En temel konularda bunu yapıyoruz. Eğitim sistemimiz, ailelerimizin bizi yetiştirmesi buna sebep oluyor. Örneğin en temel konular dediğimiz anne nedir? Nasıl anne olunur? Baba nedir? Nasıl baba olunur? Millet, milliyet, ırk, din, insan, canlı, ruh, ötedünya, saymakla bitiremeyeceğimiz konu var. bir konu diğerini açıyor. Bir konu hakkında düşünürken bir diğer konuyu ezbere kabul ettiğimizi görüyoruz ve bu safer de onun üstüne gidiyoruz.
Tabi bu dediğimi herkes yapmıyor. Kimler yapıyor? Yaşamayı bu şekilde algılayanlar. Yani insan olma tanımını bu şekilde yapanlar. Bu sefer de özerklik konusunu bir inceleyelim.
Özerk, bir üst organa bağlı olmakla birlikte, ayrı bir yasaya göre kendi kendini yönetme yetkisi olan, kendi kendini özgürce yöneten (kuruluş, yönetimsel bölge vb.).
Özerklik ya da otonomi, başka bir kişi ya da durumdan bağımsız karar verme, kendi kendini yönetebilme yetisi. Yunanca'dan gelen "auto" (öz, kendi kendine) ve "nomos" (kural,yasa) kelimelerinin birleşiminden oluşur. Gelişim psikolojisinde ve ahlaki, politik ve biyoetik felsefede özerklik bilinçli, zorlanmamış karar verme kapasitesidir.

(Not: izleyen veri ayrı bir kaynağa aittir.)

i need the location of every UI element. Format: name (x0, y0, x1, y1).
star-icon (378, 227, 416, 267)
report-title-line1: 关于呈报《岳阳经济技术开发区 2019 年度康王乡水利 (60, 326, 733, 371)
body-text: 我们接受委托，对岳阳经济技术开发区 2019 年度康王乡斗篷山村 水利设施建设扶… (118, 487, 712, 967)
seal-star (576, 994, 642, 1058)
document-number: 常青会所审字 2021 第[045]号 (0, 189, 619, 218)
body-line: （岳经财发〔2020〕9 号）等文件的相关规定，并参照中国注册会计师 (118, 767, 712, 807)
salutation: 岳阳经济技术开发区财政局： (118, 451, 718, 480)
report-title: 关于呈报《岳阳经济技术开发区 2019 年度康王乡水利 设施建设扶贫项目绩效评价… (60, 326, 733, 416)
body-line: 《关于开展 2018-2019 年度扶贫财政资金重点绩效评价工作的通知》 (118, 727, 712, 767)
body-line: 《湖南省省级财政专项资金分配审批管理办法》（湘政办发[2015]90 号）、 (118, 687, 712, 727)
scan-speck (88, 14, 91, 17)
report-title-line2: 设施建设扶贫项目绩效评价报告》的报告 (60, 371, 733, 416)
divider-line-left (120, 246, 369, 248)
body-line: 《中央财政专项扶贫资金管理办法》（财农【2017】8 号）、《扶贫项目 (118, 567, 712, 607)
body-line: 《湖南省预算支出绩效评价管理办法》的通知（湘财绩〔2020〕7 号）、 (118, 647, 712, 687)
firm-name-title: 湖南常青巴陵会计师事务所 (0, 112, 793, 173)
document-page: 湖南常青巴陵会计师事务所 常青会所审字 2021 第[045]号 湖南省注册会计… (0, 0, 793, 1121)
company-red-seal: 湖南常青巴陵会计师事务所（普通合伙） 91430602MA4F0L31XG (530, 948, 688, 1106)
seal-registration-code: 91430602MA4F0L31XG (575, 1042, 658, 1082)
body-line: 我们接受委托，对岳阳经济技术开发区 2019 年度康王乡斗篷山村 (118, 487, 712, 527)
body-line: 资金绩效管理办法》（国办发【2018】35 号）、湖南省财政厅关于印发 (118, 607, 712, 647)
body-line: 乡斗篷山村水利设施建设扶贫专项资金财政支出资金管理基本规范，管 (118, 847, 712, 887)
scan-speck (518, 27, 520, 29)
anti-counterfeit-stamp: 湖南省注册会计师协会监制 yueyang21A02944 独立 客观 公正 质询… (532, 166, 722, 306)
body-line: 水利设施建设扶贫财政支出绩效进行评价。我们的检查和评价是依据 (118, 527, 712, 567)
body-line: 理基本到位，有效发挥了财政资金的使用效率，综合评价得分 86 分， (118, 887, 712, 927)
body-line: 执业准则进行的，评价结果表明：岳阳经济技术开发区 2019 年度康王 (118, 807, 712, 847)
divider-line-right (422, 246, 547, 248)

Aslında özerk derken neyi kastediyoruz, kendi kendini yönetme. Bir insan nasıl kendi kendisini yönetir? Daha önce de bu konudan bahsettik. Hep aynı yerlerde dönüp duruyoruz. İnsan yetişkin hayatında tek başına yaşamak için gereken yeteneklere sahipse kendi kendini yönetebiliyor. Artık şunu biliyoruz, çocukken doğru yetiştirilmediğimiz için yetişkin hayata olması gerektiği gibi hazırlanmamış olarak atılıyoruz ve yaşamayı beceremiyoruz. Bir yandan hayatta kalmaya çalışırken bir yandan eksiklerimizi gidermeye çalışıyoruz. Bir huzursuzluk haliyle, sürekli kendini sevmeme haliyle, başarısızlık hissiyle devam ediyoruz hayatımıza. Anlaşılmamış hissederek, hayatı anlayamayarak devam ediyoruz. Bir şekilde ezbere yaşıyoruz ve kararlar alıyoruz. Kendi kararlarımızı da kendimiz almadığımız için anlamsız bir hayat yaşıyoruz.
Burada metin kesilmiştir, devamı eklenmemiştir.